皇帝视线扫向桌上未尽的酒杯,狠狠道:“你下毒?”
“别忙着生气,听完再气不急。”
无忧去牵景萱的手,她的手颤了一下回握住。
“皇上最好知道毒发时的状况。皇上放心,这药不会立即死人,只不过会浑身溃烂腐臭,直到鲜血流尽。皇上可以看看您那手臂,看是不是被揭了龙鳞,开始烂掉了?”
皇帝掀开袖子,看见皮肉极其缓慢地变黑溃烂,脸色终于大变,吼道:“贱妇!解药拿来!”

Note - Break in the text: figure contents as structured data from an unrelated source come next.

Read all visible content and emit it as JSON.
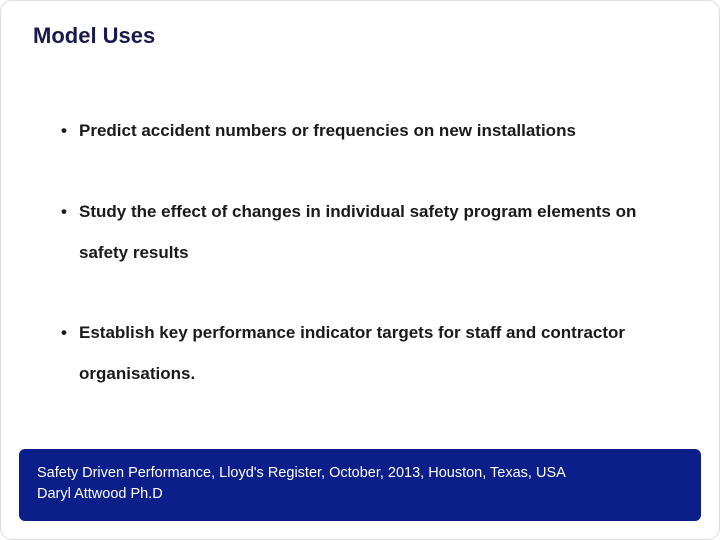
{
  "slide": {
    "title": "Model Uses",
    "title_color": "#1a1a4d",
    "background_color": "#ffffff",
    "bullets": [
      {
        "text": "Predict accident numbers or frequencies on new installations"
      },
      {
        "text": "Study the effect of changes in individual safety program elements on safety results"
      },
      {
        "text": "Establish key performance indicator targets for staff and contractor organisations."
      }
    ],
    "bullet_marker": "•",
    "body_fontsize": 17,
    "body_fontweight": "bold",
    "footer": {
      "line1": "Safety Driven Performance, Lloyd's Register, October, 2013, Houston, Texas, USA",
      "line2": "Daryl Attwood Ph.D",
      "background_color": "#0b1e8a",
      "text_color": "#ffffff"
    }
  }
}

方才还涌向皇帝的士兵此时已经默默开始包围无忧与景萱,景萱冷笑:“演这场戏,皇上费心了。解药只有一份,放在银月那里。你放我们出京城,城外我给你解药。你不必拿无忧威胁我,一同赴死我不怕,我只怕你浑身腐烂招了苍蝇。”
皇帝额角青筋直跳,最终还是甩了下袖子让他们离开。
出城,有人接应。一行人上了马,景萱才将一包药扔了出去。马匹在前面狂跑,后面就是追兵。直跑到第二天夜里,才将身后的追兵甩掉。
马匹体力不支倒在地上的时候,一直没有开口的无忧忽然开口问:“解药呢?”
景萱扭头看他,眼中分明是有泪的,下一瞬却蓄满了笑:“忘了告诉你,无解,那包药是假的。”

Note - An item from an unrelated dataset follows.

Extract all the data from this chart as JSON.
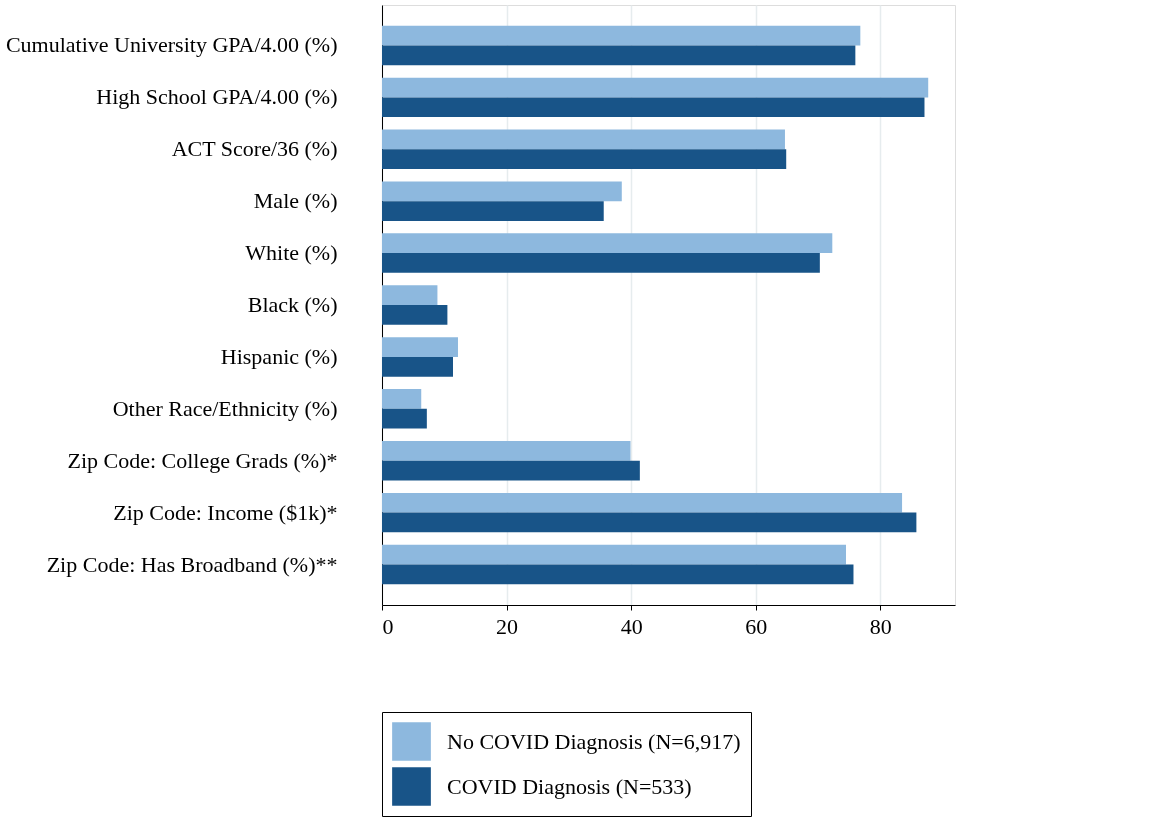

无忧一直沉静的眼睛忽然就盛满风暴,捏着她的肩膀咬牙切齿:“解药呢!”
“真的无解,他该死。”
“那你呢!”
无忧目眦尽裂:“你呢!你怎么敢拿这么大的主意?谁允许你这么做的?”
景萱拉低袖子,掩住变黑的皮肤,忍着浑身刺痛笑着说:“那么你呢?谁又允许你……拿那么大的主意?你能扔下我,我凭什么……不能扔下你?”
“银月会带你去找阿爹,我们部落,就交给你了。”
无忧像是被抽空了力气,瘫坐在地上,深吸口气问:“你什么时候知道的?”
“我信你爱我,你做的事,伤了我,就一定另有理由。”
无忧眼泪还是下来了,他带着恨意推开景萱,泣声道:“谁给你的自信?我休了你,不要你了。”

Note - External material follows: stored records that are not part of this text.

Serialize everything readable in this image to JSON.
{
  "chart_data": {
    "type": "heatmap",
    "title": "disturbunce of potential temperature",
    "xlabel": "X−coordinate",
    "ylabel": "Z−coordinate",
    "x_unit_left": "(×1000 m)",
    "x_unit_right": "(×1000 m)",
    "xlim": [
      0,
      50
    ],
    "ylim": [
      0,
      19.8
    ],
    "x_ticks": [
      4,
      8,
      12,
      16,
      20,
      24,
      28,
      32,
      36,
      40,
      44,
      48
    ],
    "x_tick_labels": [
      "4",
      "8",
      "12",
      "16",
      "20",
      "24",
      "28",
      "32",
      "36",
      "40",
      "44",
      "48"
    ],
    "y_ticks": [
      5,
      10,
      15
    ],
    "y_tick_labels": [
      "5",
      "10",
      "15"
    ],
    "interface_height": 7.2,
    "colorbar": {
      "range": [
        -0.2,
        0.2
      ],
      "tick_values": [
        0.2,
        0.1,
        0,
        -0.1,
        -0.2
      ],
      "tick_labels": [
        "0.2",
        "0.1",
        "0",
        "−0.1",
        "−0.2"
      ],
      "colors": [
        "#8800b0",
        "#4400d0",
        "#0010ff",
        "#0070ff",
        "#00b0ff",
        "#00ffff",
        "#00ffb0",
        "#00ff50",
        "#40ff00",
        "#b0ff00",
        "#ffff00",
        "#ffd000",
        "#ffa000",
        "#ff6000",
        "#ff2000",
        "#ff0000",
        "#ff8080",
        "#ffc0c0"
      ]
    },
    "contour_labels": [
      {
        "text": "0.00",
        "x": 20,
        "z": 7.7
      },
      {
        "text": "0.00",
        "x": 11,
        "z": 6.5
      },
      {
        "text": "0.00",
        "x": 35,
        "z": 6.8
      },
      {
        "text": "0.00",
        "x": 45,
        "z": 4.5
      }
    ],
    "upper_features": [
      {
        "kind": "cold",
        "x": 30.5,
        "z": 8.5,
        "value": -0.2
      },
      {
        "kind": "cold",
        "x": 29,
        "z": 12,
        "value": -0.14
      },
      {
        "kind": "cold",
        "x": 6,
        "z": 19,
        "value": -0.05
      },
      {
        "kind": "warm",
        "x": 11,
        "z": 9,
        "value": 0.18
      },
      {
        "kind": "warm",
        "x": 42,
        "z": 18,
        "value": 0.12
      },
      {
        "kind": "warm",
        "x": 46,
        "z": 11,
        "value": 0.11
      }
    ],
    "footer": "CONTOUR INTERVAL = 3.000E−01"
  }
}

景萱忽然抬手拽住他的衣襟,笑着道:“无忧哥哥,再抱抱我吧。”
无忧看着黑色极快地从景萱昔日细瓷般的脖颈蔓延到脸上,猛地将人揉进怀里,似要揉入骨血一般用尽了力气。
“无忧哥哥,别看我,极丑的。”
话音刚落,攥着无忧衣襟的手就垂落下来,荡起无数浮尘。
他重重吻上那张已经青黑的脸,终是嚎啕出声。
他说,景萱,我的景萱。等我,生生世世,定会找到你。
皇帝动了杀心的时候无忧就已经知道了。
无萧多疑残忍,当年手足相残弑父登位,留下无忧也许就是因为他当年为了赐婚之事屡次顶撞先帝,又因自幼做人质遭先帝嫌恶,一点争夺皇位的机会都没有。
只是先帝驾崩后无忧终于还是察觉了先帝死因有异,想尽办法想带着景萱离开京城而不能得。
无萧动了杀心,他为了护住妻子,装出耽于美色的假象夜夜笙歌。
依景萱的脾气,定然会在绝望之际策马离开京城。只是他千般计划,没想到景萱进了宫,还在最后一刻用这种方法救回他一命。